Bugünün gençleri evlilikten kaçmıyor; daha çok anlamını yitirmiş, duygusal ve ekonomik olarak sürdürülemez hale gelmiş ilişkilerden uzak duruyor. Çünkü artık evlilik, sadece sevgiyle değil; sosyal onay, ekonomik istikrar ve duygusal olgunlukla da sınanıyor.

Mehmet Kırtorun/ Yazar
Yalnızlık, çağın en yaygın ama en görünmeyen gerçeği. Kimisi bunu tercih ediyor, kimisi buna itiliyor; ama ortak zemin aynı: Güvensizlik, kırılganlık ve bağ kuramama. Çünkü bağ kurmak sorumluluk, sorumluluk ise fedakârlık gerektiriyor. Ve fedakârlık artık pek az kişinin ajandasında yer buluyor.
Zamanla birlikte insan ilişkileri de dönüştü. Bağ kurmak yerine bağlantı kurmak yaygınlaştı; ilişkiler yüzeyselleşti, arkadaşlıklar geçici hale geldi. Evlilik ise pek çok genç için artık bir yuva değil, kişisel alanı tehdit eden bir yapı gibi algılanıyor.
Aile, sadakat, evlilik gibi kavramlar bireysel özgürlükle çelişen eski kalıplar gibi görülürken, onların yerini geçici heyecanlar, sonsuz seçenekler ve dijital tatminler alıyor. Bu yazı, gençlerin evliliğe mesafeli duruşunu sadece "isteksizlik" olarak değil; kültürel dönüşüm, ekonomik baskılar, dijitalleşme ve duygusal yorgunluk gibi katmanlı dinamiklerle birlikte ele alacak.

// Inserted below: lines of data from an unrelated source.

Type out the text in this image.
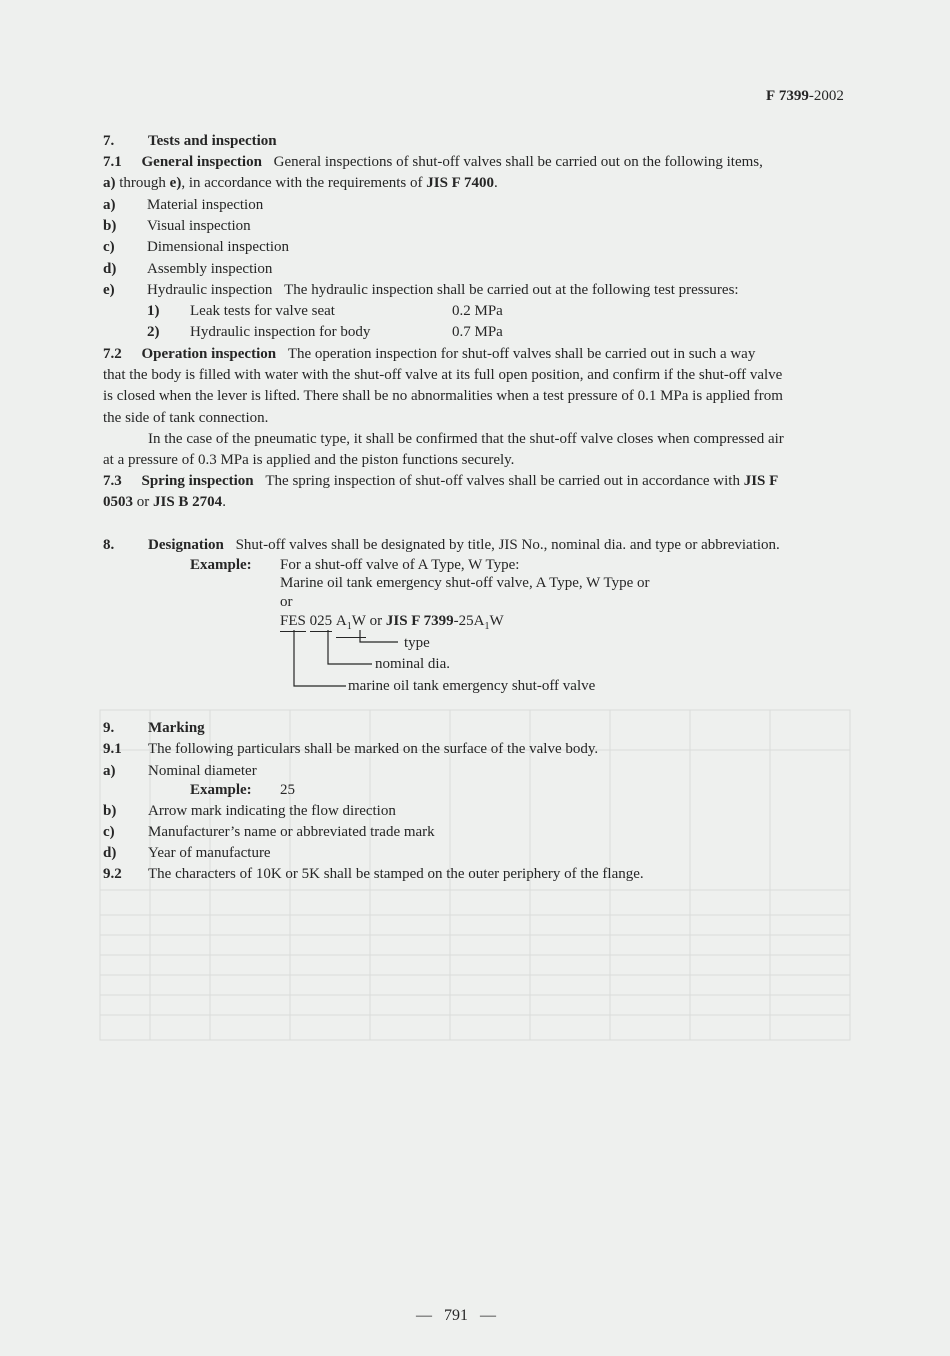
F 7399-2002
7. Tests and inspection
7.1 General inspection General inspections of shut-off valves shall be carried out on the following items,
a) through e), in accordance with the requirements of JIS F 7400.
a) Material inspection
b) Visual inspection
c) Dimensional inspection
d) Assembly inspection
e) Hydraulic inspection The hydraulic inspection shall be carried out at the following test pressures:
1) Leak tests for valve seat	0.2 MPa
2) Hydraulic inspection for body	0.7 MPa
7.2 Operation inspection The operation inspection for shut-off valves shall be carried out in such a way
that the body is filled with water with the shut-off valve at its full open position, and confirm if the shut-off valve
is closed when the lever is lifted. There shall be no abnormalities when a test pressure of 0.1 MPa is applied from
the side of tank connection.
In the case of the pneumatic type, it shall be confirmed that the shut-off valve closes when compressed air
at a pressure of 0.3 MPa is applied and the piston functions securely.
7.3 Spring inspection The spring inspection of shut-off valves shall be carried out in accordance with JIS F
0503 or JIS B 2704.
8. Designation Shut-off valves shall be designated by title, JIS No., nominal dia. and type or abbreviation.
Example: For a shut-off valve of A Type, W Type:
Marine oil tank emergency shut-off valve, A Type, W Type or
or
FES 025 $A_1W$ or JIS F $7399-25A_1W$
type
nominal dia.
marine oil tank emergency shut-off valve
9. Marking
9.1 The following particulars shall be marked on the surface of the valve body.
a) Nominal diameter
Example: 25
b) Arrow mark indicating the flow direction
c) Manufacturer’s name or abbreviated trade mark
d) Year of manufacture
9.2 The characters of 10K or 5K shall be stamped on the outer periphery of the flange.
— 791 —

Görüntüde aşk, gerçekte yorgunluk
Günümüz ilişkileri duygulara değil, görüntülere dayanıyor. Sosyal medya sayesinde aşk, hissetmekten çok sergilemek, paylaşmaktan çok "beğeni" toplamak üzerine kurulu. Kusursuz düğün kareleri, lüks tatiller, gülümseyen çiftler... Her şey mükemmel görünse de, bu sahneler çoğu zaman yaşanması istenen bir senaryoya ait.
Bağ kurmak yerini performansa bıraktı. Sevgi, içten bir duygu değil; iyi ışık alan bir kareye dönüştü. Tüketim kültürü bireye sürekli "daha iyisini hak ediyorsun" diyerek tatminsizlik aşılıyor. Artık iç huzur değil, sergilenebilirlik değerli. Bu da ilişkileri derinlikten uzaklaştırıyor.